ALBUM GENRE: INDIE ROCK
BEER STYLE: GOLDEN ALE
Apologies to my usual source of beer, The Crafty Half, as this week’s bottle comes from a short-dated items shelf at my local Co-Op. This week’s post looks at discounts and freebies, as the relations become even more tenuous. Entering the Co-Op, looking for a bottle of squash, an inquisitive man in his sixties or so stopped in my path to pick up a bottle of beer from the reduced items shelf. Luckily, however, once I’d returned, squash in hand, he had left the beer, alongside another. Two bottles of Oakham’s Scarlet Macaw, knocked down to £1.34 each with only a week’s worth of good days left in them.
Now, my logo states that I am “An idiot with no real idea what he’s on about”, and unfortunately this isn’t an ironic slogan, it’s a means of avoiding confrontation. I don’t really read reviews of any kind and I don’t have much experience writing reviews. But I like beer and I like music, so what more can you ask for?
I cracked the lid from the first bottle of Macaw, poured it into my glass, and sipped. It’s a rather pleasing deep gold colour, a thin white head with a soft flow of bubbles rising to its surface. My mind drifts, thinking what record I could possibly pair this ale with. It’s certainly drinkable, a refreshing, light, fruity taste hits the pallet initially, chased by a very low hint of bitterness, accentuated by the beer’s fruity, citrus flavours, namely grapefruit. Something light then? Depending on how you define it, I’ve got countless “light” records, so that doesn’t narrow it down.

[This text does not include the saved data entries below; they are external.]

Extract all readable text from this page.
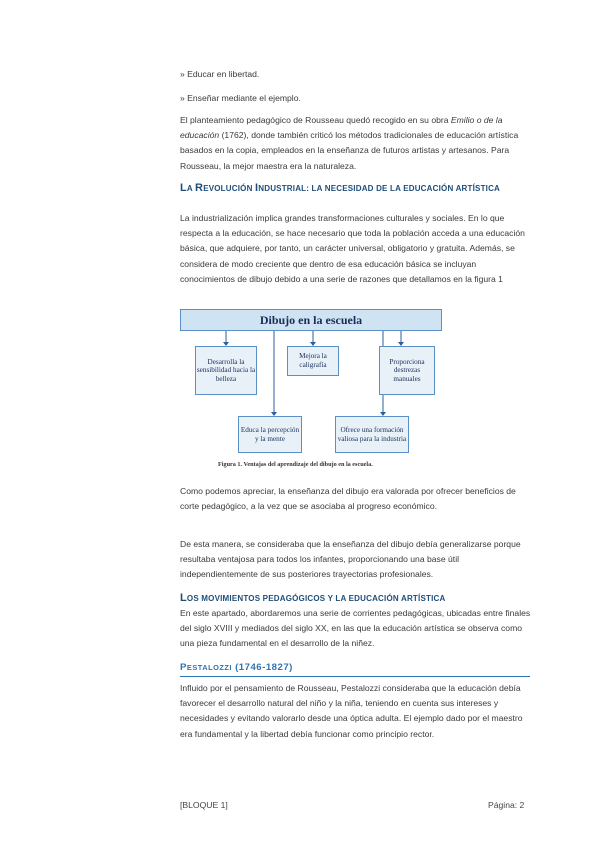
» Educar en libertad.

» Enseñar mediante el ejemplo.

El planteamiento pedagógico de Rousseau quedó recogido en su obra Emilio o de la educación (1762), donde también criticó los métodos tradicionales de educación artística basados en la copia, empleados en la enseñanza de futuros artistas y artesanos. Para Rousseau, la mejor maestra era la naturaleza.

LA REVOLUCIÓN INDUSTRIAL: LA NECESIDAD DE LA EDUCACIÓN ARTÍSTICA

La industrialización implica grandes transformaciones culturales y sociales. En lo que respecta a la educación, se hace necesario que toda la población acceda a una educación básica, que adquiere, por tanto, un carácter universal, obligatorio y gratuita. Además, se considera de modo creciente que dentro de esa educación básica se incluyan conocimientos de dibujo debido a una serie de razones que detallamos en la figura 1

Dibujo en la escuela
Desarrolla la sensibilidad hacia la belleza
Mejora la caligrafía	Proporciona destrezas manuales
Educa la percepción y la mente
Ofrece una formación valiosa para la industria
Figura 1. Ventajas del aprendizaje del dibujo en la escuela.

Como podemos apreciar, la enseñanza del dibujo era valorada por ofrecer beneficios de corte pedagógico, a la vez que se asociaba al progreso económico.

De esta manera, se consideraba que la enseñanza del dibujo debía generalizarse porque resultaba ventajosa para todos los infantes, proporcionando una base útil independientemente de sus posteriores trayectorias profesionales.

LOS MOVIMIENTOS PEDAGÓGICOS Y LA EDUCACIÓN ARTÍSTICA

En este apartado, abordaremos una serie de corrientes pedagógicas, ubicadas entre finales del siglo XVIII y mediados del siglo XX, en las que la educación artística se observa como una pieza fundamental en el desarrollo de la niñez.

PESTALOZZI (1746-1827)

Influido por el pensamiento de Rousseau, Pestalozzi consideraba que la educación debía favorecer el desarrollo natural del niño y la niña, teniendo en cuenta sus intereses y necesidades y evitando valorarlo desde una óptica adulta. El ejemplo dado por el maestro era fundamental y la libertad debía funcionar como principio rector.

[BLOQUE 1]	Página: 2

Scarlet Macaw is a good beer. It goes down easily. It’s a first pint of the night sort of drink. At 4.8%, it’s not going to floor you but you’re unlikely to forget that you’ve drunk it. At this point, I’ve resorted to the Discogs app, searching “Macaw” and “Scarlet” followed by various other shades of red. Nothing. I’ve hit a premature rock bottom, resorting to the “Random collection item” button, watching album cover after album cover flicker before my eyes, desperately searching for some sort of connection to an ale from Peterborough.
Enter: Mac DeMarco – 2.
In a vague sense, the album is somewhat similar to the beer. It’s light yet packs the kick to plunge indie kids into a dance trance. In 2013, when I first discovered Mac DeMarco, it was refreshing. Falling upon my fifteen-year old ears as I exited an exclusively fifties rock ‘n’ roll stage, Mac DeMarco was one of the artists that began to drag me away from the regrettable phrase – “I was born in the wrong generation.”
Kicking off with “Cooking Up Something Good”, a track seemingly about a drug business being run out of a family basement, Mac sets the tone for the majority of the album: chilled, slow, danceable tunes complete with his once unique style and sense of humour.
I soon found that every track on this album was as good as the last. I even liked “Still Together”, a track that has another connection to the Macaw- in that the beer is described on Oakham’s website as “an intensely refreshing bitterness that’s as sharp as a Macaw’s screech,” a quote that could almost be attached to the chorus on that track.
But it isn’t the flavour or drinkability of the beer that drew me to Mac DeMarco, but rather the discount that I received on the beer. I was reminded of an evening I spent on the guest list at a Mac Demarco Concert. (Not nearly as much of a brag as it sounds.) Through my local record shop, Fives Records, I was given a pair of tickets for a Mac DeMarco gig that a representative of a major record label was unable to attend. I spent much of the evening’s build up revving myself up to adopt a name, completely unknown to me before this evening, as my own. However, upon arrival at The Coronet theatre, I was deeply disappointed to discover that my preparation had been mostly in vain. We arrived expecting some sort of VIP service but were made to queue up like some sort of non-guest list type. I reached the box office and stated my alias and was met with the response that I had the freedom to choose where I stood or sat for the gig. But that was it. I went expecting as much grandeur as would be possible at a Mac DeMarco gig and was met with little more than a free pair of tickets to a gig I’d wanted to go to since I was in my teens. And it was brilliant.
In a final round up sort of sense, I suppose the take away is that, no matter what your surface level expectations may be – be it poor ones because your beer was discounted, or good ones because your free concert tickets suggested you’d be fraternising with Mac DeMarco, never take things at face value. Or something like that.